A new loan in the market is turning heads and could set a new trend in loans against gold in the market. Kerala Fashion Jewellery (KFJ) has introduced an innovative scheme called the GL Plus loan. The way this loan works could help solve a few problems that the jewellers have been facing. At the same time, customers stand to benefit from this scheme.
What happened earlier
A couple of years back, the Central Government levied restrictions on gold imports. This led to a shortage of gold supply in India. Jewellers resorted to providing incentives to their customers to trade in their gold for cash. They even offered rates higher than the prevailing rate for customers to bring in their old gold. Incentives of Rs.50 to Rs.100 on each gram were offered.
What’s happening now
Earier in 2016, the Government had proposed to levy excise duty on non-silver jewellery. This led to a nationwide strike by the jewellers. The strike was eventually called off and the Government was forced to reconsider its plans. Currently, many of the restrictions have been lifted in comparison to three years ago. But jewellers still face a number of woes as the domestic market price of gold stands at 2.5% to 3% lower than the prices in the global markets. This means importing gold is more expensive than selling the gold in the country. This gap indicates trouble for jewellers who source their gold from importing banks who in turn buy their gold at higher rates of the London Bullion Market Association (LBMA).
What’s next
The new interest-free gold loan offered by the Chennai-based jewellery could change the current situation. The GL Plus loan is a product of Gold Concepts, a consultancy company with a mission to help jewellers grow their businesses and help the common man invest wisely in gold. If this initiative works well, other jewellers may climb on board. With this scheme, both the jewellery and the customer stand to benefit.
How it works
A customer can pledge their gold and get a loan worth 70% of the gold pledged. For example, if you pledge 10 grams of gold, your loan will be sanctioned for the value of 7 grams. Every month you will have to repay about 0.58 grams. The loan will be available in tenures of 12, 24, 36, 48 or 60 months. Here’s the catch, when you repay your loan, you will be repaying it at the rate of gold in that month. If the rates are lower, your instalment will be low and you stand to benefit. But on the flipside, you also stand to lose if the rates are high, but that’s the risk you have to bear. Once you have repaid your loan, you can redeem your gold in the form of new jewellery from KFJ. Your old jewellery will no longer be available as it will be melted and used to make new jewellery. This may not please some people, but another good catch here is that there are no wastage or making charges on the new jewellery. If you pre-close the loan, then there will be wastage and making charges levied.
How the jeweller benefits
As a jeweller, you will get a better supply of gold for your business. The monthly installments paid by the loan borrower also adds to the working capital. Though the loan is interest-free, there is a processing fee applicable. The value of the loan is determined after removing any stones and the gold is weighed. Melting charges for loss of gold while melting will also be applicable to the customer.

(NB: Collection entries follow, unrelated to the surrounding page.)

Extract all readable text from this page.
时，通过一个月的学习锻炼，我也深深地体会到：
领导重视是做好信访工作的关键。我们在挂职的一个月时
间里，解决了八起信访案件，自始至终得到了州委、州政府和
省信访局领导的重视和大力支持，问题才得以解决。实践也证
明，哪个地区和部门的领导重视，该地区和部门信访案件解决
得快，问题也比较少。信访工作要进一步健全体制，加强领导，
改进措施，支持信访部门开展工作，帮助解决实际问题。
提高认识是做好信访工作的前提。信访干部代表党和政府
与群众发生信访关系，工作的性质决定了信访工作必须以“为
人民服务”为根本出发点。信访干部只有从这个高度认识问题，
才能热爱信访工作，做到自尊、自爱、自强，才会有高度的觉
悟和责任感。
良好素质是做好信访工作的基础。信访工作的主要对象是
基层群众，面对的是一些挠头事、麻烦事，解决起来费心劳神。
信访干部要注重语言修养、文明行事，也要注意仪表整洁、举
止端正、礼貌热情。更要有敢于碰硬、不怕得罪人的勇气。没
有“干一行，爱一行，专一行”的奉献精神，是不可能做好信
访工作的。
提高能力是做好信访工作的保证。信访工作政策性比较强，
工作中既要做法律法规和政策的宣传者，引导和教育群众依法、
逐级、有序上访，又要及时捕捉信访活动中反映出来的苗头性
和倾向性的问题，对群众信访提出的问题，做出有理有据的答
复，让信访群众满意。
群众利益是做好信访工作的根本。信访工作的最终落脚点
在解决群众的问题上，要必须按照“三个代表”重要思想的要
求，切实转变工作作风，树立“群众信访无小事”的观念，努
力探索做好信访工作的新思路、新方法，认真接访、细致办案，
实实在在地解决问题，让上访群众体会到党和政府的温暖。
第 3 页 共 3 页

If jewellers source their gold from banks, they get a credit term of 6 months with an interest rate of 3% to 4%. Banks require a guarantee and a mandatory deposit to be maintained. This is usually 30% of the gold sourced. This leads to an increase in the cost of sourcing gold. If the rates in the domestic market fall lower than the bank rate, jewellers face a loss. On the other hand, if jewellers source their gold from customers through gold loans, they don’t need to keep a safety deposit from the pledged gold. The whole amount of gold pledged can be used. Furthermore, they don’t have to pay any interest to the customer.
According to reports on gold supply, the domestic market is facing a world of trouble in meeting demand. Gold sourced from mine production and old gold amounts to 10% of the domestic market supply. The rest of the gold is sourced through imports. This new scheme could give recycled old gold a boost in the market.